For students who think they are likely to borrow £1,500 plus from year one, then Halifax or Barclays should be the first ports of call. Halifax will lend up to £3,000 interest-free and Barclays up to £2,000. However, be careful because exceeding these limits can result in additional unauthorised charges, which you can ill afford on a very tight budget.

Most of the account-opening incentives on offer are hardly worth the bother once you understand the real value of a large interest-free overdraft facility. The possible exception to this is the deal from NatWest. Students who are not reliant on a huge interest-free overdraft to help get them through university, and will be using the train to get to and from college, should take a look at the account from NatWest which comes with a five-year 16-25 Railcard worth £130.

It's probably also wise to avoid a student credit card, but if you really must have one, make sure it's only used for emergencies. Don't be tempted to use it as an overdraft extension because unless you've got the cash to clear the account in full, your budget will be squeezed further with interest charges at almost 20 per cent APR. The banks make it easy for students to apply for a card when open a bank account, but they are really best avoided until you have a regular salary.

Great new mortgage rates on offer

figures from the Council of Mortgage Lenders this week revealed that gross mortgage lending in June was an estimated £13.1bn, a 15 per cent increase from £11.4bn in May and a 7 per cent increase from £12.2bn in June last year.

There are signs that house prices are starting to flatten out with more properties coming on to the market since the scrapping of home information packs. Even though the levels of activity are still quite low, there is no shortage of good mortgage deals on offer.

Yorkshire Building Society is offering an exceptional five-year fixed rate of just 3.99 per cent with a £995 fee for up to 75 per cent loan to value (LTV).
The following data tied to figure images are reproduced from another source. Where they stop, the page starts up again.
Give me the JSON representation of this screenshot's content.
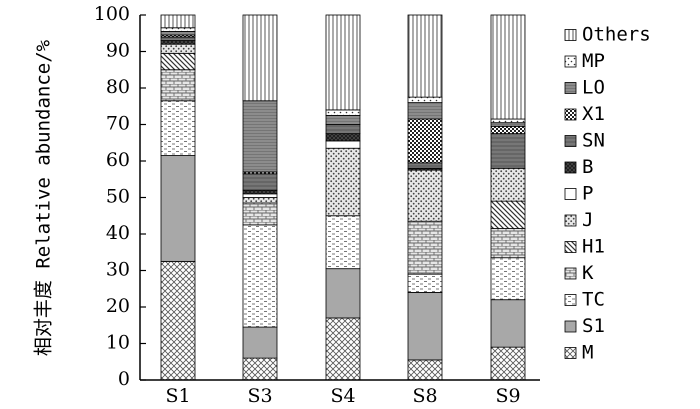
{
  "chart_data": {
    "type": "bar",
    "stacked": true,
    "ylabel": "相对丰度 Relative abundance/%",
    "xlabel": "",
    "ylim": [
      0,
      100
    ],
    "yticks": [
      0,
      10,
      20,
      30,
      40,
      50,
      60,
      70,
      80,
      90,
      100
    ],
    "grid": false,
    "legend_position": "right",
    "categories": [
      "S1",
      "S3",
      "S4",
      "S8",
      "S9"
    ],
    "series": [
      {
        "name": "M",
        "pattern": "crosshatch",
        "values": [
          32.5,
          6.0,
          17.0,
          5.5,
          9.0
        ]
      },
      {
        "name": "S1",
        "pattern": "gray",
        "values": [
          29.0,
          8.5,
          13.5,
          18.5,
          13.0
        ]
      },
      {
        "name": "TC",
        "pattern": "dash",
        "values": [
          15.0,
          28.0,
          14.5,
          5.0,
          11.5
        ]
      },
      {
        "name": "K",
        "pattern": "brick",
        "values": [
          8.5,
          6.0,
          0.0,
          14.5,
          8.0
        ]
      },
      {
        "name": "H1",
        "pattern": "diagonal",
        "values": [
          4.5,
          0.0,
          0.0,
          0.0,
          7.5
        ]
      },
      {
        "name": "J",
        "pattern": "dots",
        "values": [
          2.5,
          1.5,
          18.5,
          14.0,
          9.0
        ]
      },
      {
        "name": "P",
        "pattern": "white",
        "values": [
          0.0,
          1.0,
          2.0,
          0.0,
          0.0
        ]
      },
      {
        "name": "B",
        "pattern": "dark",
        "values": [
          1.0,
          1.0,
          2.0,
          0.5,
          0.0
        ]
      },
      {
        "name": "SN",
        "pattern": "stripes",
        "values": [
          1.0,
          4.5,
          2.5,
          1.5,
          9.5
        ]
      },
      {
        "name": "X1",
        "pattern": "checker",
        "values": [
          0.5,
          0.5,
          0.0,
          12.0,
          2.0
        ]
      },
      {
        "name": "LO",
        "pattern": "gray-stripe",
        "values": [
          1.0,
          19.5,
          2.5,
          4.5,
          1.0
        ]
      },
      {
        "name": "MP",
        "pattern": "sparse-dots",
        "values": [
          1.0,
          0.0,
          1.5,
          1.5,
          1.0
        ]
      },
      {
        "name": "Others",
        "pattern": "vertical",
        "values": [
          3.5,
          23.5,
          26.0,
          22.5,
          28.5
        ]
      }
    ]
  }
}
There are also some new capped-rate deals, from Coventry Building Society, including a 2.99 per cent variable rate capped at a maximum of 3.99 per cent with a £999 fee for up to 65 per cent LTV.

On the savings front, Derbyshire Building Society is now offering a best-buy three-year fixed-rate bond paying 4.10 per cent AER with the option to receive interest monthly if you so wish.

Meanwhile, Saffron Building Society has launched a regular saver account paying 4.00 per cent AER fixed. Unlike many regular saver accounts, it is very flexible in that unlimited penalty-free withdrawals are permitted.